Pour me consoler, M. de Chabanon achève aujourd’hui sa tragédie ; mais M. de La Harpe n’est pas si avancé ; il s’en faut beaucoup. Deux tragédies à la fois, sorties des cavernes du mont Jura, auraient été pour moi une chose bien douce.

Je vous assure que j’ai besoin d’être réconforté. Je ne peux plus rien faire par moi-même pour le tripot ; j’ai besoin de jeunes gens qui prennent ma place pour vous plaire.

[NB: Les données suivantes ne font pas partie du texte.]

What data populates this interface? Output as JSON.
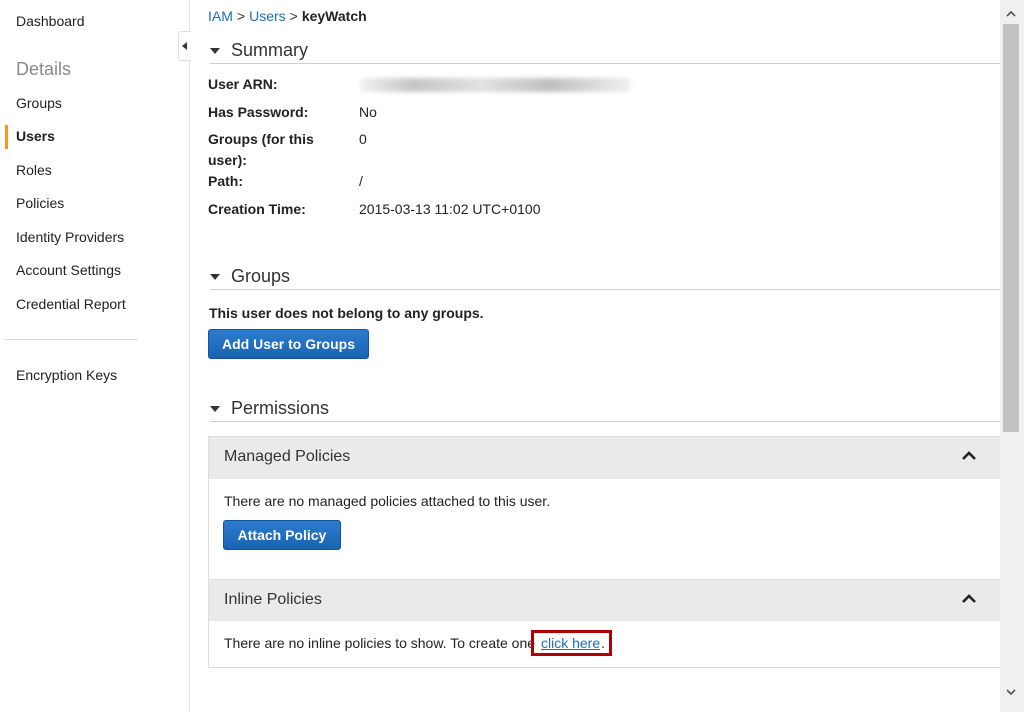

Je me mets aux pieds de Mme d’Argental ; je me recommande aux bontés de M. de Thibouville. J’espère que les satrapes Nalrisp et Elochivis[1] ne seront pas regardés à Fontainebleau comme des satrapes de mauvais goût quand ils protégeront des Scythes. Agréez, mon divin ange, les tendres sentiments de tout ce qui habite Ferney, et surtout mon culte de dulie.

6928. — À M. DAMILAVILLE.
À Ferney, 4 juillet

Vous savez, mon cher ami, que ce fut vous qui, dans le temps du triomphe de la famille Calas et de M. Lavaysse, m’apprîtes que M. Lavaysse était beau-frère de ce malheureux La Beaumelle. Monsieur son père m’écrivit de Toulouse que, quelque temps après, mademoiselle sa fille, veuve d’un homme assez riche, avait en effet épousé La Beaumelle, malgré toutes ses représentations. Je fus affligé qu’une famille à laquelle je m’intéresse fût alliée à un homme si coupable ; mais je n’en demeurai pas moins attaché à cette famille.

Vous n’ignorez pas que j’ai reçu dans ma retraite un nombre prodigieux de lettres anonymes ; j’en ai reçu quatre-vingt-quatorze de la même écriture, et je les ai toutes brûlées. Enfin j’en ai reçu une quatre-vingt-quinzième[2] qui ne peut être écrite que par La Beaumelle, ou par son frère, ou par quelqu’un à qui ils l’auront dictée, puisque, dans cette lettre, il n’est question que de La Beaumelle même. J’ai pris le parti de l’envoyer au ministère. J’avais d’ailleurs dessein d’instruire le public littéraire de cette étrange manœuvre, et de faire connaître celui qui outrageait ma vieillesse avec tant d’acharnement, pour récompense des services rendus à la famille dans laquelle il est entré. J’ai même envoyé à M. Lavaysse le père cette déclaration que je

  1. Praslin et Choiseul ; voyez tome VI, page 263.
  2. Voyez tome XXVI, page 191.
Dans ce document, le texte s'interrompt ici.